I've noticed it depends on my stress level, for example, if i'm not too stressed, I'll get the occasional muscle twitch, but the more stressed I am, the more noticeable it gets, ie shakiness, feeling uneasy, extreme nervousness.

My jerks, are practically all over, like arm jerk, head jerk etc, it's mostly muscle twitches that drive me nuts.

It's also something that occurs in my sleep, had a dream that one of my bullies punched me in the face, for some reason my body full on jerked to the point it woke me up, as if I was just punched in the face. I've had times where I've accidentally knocked things over just because my brain thought it was a threat lol.

I must confess, there are times, that my body goes into autopilot, like one time someone walked a bit too close to me, or moved an arm too fast, luckly i've never actually hit someone, but like i would unintentionally block or try and protect myself. I accidentally punched a friend in the arm because they just moved there hand too fast and my body went into protect mode. it's not something i have control over, it's when someone goes to hit you, and your body "finches" to protect yourself, but with me every little small thing causes that, fuck a fly could fly towards my face and I would flinch like someone just pulled a knife out on me.

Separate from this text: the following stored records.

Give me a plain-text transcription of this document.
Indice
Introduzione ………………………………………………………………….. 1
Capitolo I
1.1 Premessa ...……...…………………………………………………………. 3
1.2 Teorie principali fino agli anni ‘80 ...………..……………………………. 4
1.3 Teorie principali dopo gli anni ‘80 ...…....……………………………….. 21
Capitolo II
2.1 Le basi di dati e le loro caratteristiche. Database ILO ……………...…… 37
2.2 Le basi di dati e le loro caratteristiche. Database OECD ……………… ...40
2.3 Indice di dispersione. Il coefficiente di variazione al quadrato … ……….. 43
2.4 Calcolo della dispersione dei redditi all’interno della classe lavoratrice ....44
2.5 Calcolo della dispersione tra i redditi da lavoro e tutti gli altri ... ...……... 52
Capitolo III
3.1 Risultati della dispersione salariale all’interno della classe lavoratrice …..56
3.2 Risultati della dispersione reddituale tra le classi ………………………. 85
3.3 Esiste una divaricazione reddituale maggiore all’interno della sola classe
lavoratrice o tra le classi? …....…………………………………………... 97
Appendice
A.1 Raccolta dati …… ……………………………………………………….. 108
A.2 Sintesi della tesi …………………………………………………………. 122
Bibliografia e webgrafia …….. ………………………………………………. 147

What is wrong with me, I keep having flashbacks, and I keep feeling worthless. This has been something that has been going on since i was 15?? It's like my anxiety has become worse in the last couple years. (me being 19) my depression developed before than, I think 13.
 
sounds to me (not a professional) like ptsd, I have known a few people who have had nervous up bringing and are prone to be jumpier, or "flinchy" as you put it.


pretty much what your describing, their instincts and knee jerk reactions kick in a lot more then other peoples because they are on edge more.

Thats all the info i have.
 
Yep, A lot of these things happen with me as well. The twitches, and jumping especially. Someone can just walk by and cause me to jump cause I am always on edge XD.